According to ChainCatcher, Nick Timiraos, a Wall Street Journal reporter often referred to as the “Fed whisperer,” stated, “Currently, the Federal Reserve’s purpose in setting interest rates is not to help manage federal borrowing costs, but to maintain low and stable inflation within a robust labor market. The Fed is holding steady because it sees risks no matter what action it takes. After four consecutive years of inflation running above target, the inflation rate is now close to the Fed’s 2% goal, but has not fully reached it.

If the Fed cuts rates too soon, it could trigger another round of inflation. Many economists expect that, due to rising import costs, businesses will raise prices, and a rate cut could stimulate more economic activity at the wrong time.
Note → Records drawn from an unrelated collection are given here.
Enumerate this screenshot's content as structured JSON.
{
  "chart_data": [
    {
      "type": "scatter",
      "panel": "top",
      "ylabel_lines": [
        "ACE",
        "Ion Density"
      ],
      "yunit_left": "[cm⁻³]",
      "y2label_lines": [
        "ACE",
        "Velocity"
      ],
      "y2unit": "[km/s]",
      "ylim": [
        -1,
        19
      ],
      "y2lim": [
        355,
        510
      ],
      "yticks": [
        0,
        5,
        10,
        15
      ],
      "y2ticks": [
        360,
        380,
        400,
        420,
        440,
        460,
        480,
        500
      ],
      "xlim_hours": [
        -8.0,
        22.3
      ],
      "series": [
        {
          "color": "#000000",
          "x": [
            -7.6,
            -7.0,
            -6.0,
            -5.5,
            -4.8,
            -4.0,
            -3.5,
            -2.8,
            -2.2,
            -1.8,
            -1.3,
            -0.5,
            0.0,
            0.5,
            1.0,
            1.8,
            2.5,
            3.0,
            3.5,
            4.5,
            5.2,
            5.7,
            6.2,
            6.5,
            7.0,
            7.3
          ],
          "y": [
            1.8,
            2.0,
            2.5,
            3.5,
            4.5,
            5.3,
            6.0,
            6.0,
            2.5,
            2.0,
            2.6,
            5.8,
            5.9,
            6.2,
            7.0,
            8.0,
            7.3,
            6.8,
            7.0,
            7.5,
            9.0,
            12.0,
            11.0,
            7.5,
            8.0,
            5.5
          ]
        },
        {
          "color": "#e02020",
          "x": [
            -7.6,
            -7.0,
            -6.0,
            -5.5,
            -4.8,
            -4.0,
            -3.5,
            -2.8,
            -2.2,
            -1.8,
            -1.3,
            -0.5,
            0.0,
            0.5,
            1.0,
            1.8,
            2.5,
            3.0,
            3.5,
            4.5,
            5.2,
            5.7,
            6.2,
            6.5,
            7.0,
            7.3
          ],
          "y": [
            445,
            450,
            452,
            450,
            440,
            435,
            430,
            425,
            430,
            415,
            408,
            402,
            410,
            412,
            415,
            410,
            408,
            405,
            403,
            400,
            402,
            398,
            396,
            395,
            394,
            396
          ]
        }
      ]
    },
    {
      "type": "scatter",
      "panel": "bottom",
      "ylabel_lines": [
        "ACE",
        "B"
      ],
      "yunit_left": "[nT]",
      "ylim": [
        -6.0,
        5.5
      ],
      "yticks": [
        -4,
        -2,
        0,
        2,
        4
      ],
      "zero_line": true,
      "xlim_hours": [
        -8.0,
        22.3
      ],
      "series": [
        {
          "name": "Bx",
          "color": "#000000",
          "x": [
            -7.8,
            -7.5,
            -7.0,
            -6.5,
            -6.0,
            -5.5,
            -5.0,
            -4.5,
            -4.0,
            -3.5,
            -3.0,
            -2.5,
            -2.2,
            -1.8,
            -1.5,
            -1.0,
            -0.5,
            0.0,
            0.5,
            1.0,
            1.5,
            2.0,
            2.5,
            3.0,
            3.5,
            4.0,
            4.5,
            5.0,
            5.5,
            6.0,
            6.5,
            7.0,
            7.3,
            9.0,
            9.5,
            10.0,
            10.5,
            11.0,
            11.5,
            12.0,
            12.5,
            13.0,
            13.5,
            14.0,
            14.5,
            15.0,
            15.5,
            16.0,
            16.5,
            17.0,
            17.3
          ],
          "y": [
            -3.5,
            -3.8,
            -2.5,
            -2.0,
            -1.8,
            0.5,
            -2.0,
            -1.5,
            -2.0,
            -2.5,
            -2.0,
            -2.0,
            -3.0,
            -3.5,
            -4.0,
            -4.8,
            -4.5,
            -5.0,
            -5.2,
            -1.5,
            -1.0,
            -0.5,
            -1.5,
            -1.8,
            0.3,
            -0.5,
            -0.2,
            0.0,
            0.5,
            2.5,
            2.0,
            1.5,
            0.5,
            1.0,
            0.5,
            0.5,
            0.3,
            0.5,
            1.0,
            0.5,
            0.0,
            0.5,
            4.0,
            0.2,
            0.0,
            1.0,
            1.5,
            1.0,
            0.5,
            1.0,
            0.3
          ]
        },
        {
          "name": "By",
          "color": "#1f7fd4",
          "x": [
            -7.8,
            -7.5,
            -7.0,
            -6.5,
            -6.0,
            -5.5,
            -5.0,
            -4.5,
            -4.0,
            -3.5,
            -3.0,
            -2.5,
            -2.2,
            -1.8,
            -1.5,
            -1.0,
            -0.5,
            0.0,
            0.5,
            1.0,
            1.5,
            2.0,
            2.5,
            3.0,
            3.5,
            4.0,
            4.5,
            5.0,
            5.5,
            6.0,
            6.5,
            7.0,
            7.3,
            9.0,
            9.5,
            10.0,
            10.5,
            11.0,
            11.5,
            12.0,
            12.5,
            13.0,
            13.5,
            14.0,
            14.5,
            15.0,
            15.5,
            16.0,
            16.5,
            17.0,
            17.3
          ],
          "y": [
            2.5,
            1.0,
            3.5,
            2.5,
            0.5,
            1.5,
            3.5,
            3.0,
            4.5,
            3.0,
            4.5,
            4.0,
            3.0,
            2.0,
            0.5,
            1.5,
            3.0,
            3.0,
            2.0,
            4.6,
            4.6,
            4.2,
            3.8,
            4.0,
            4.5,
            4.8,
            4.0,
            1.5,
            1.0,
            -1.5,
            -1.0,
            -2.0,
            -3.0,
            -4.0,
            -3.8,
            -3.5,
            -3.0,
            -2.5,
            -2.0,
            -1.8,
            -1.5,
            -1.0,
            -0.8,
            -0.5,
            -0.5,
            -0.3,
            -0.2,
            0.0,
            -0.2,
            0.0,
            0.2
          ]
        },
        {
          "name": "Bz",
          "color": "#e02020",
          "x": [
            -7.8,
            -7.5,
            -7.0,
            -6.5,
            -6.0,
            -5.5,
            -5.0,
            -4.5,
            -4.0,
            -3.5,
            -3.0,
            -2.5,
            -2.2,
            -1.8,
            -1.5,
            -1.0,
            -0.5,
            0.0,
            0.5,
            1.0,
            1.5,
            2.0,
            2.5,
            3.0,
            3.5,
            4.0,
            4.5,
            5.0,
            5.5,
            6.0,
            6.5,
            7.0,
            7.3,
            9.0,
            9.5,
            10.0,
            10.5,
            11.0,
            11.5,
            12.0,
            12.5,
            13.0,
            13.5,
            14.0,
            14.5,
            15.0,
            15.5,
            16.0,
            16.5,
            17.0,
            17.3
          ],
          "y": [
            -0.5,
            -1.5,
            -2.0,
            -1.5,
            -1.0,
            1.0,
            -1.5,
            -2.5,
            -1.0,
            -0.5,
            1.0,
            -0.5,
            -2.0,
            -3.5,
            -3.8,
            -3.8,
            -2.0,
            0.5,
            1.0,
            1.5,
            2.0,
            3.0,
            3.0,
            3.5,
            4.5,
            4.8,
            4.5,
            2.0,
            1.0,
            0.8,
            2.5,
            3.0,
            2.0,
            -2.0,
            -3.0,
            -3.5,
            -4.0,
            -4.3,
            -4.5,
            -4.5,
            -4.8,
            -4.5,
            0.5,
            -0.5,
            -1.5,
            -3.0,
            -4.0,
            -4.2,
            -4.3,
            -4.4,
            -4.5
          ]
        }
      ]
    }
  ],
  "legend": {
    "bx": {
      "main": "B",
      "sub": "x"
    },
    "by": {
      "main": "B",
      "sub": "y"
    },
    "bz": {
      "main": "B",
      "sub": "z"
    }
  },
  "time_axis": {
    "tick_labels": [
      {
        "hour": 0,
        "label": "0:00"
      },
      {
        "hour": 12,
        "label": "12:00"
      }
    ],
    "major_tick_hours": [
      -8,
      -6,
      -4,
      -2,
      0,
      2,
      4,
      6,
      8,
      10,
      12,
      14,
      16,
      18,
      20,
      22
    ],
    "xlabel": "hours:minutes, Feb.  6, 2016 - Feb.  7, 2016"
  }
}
The Fed does not want to see a scenario where, a year from now, inflation jumps back above 3% and stays there.

If the Fed waits too long, economic uncertainty combined with higher costs from tariffs could squeeze corporate profits, leading to layoffs and a recession. The recent slowdown in the real estate market indicates that rising borrowing costs remain a significant drag on interest rate-sensitive sectors of the economy.

The Fed has additional reasons to keep rates unchanged, as conflicts in the Middle East could reverse the recent decline in energy prices. This uncertainty alone reinforces the case for caution, as it adds a supply shock on top of another shock driven by tariffs.”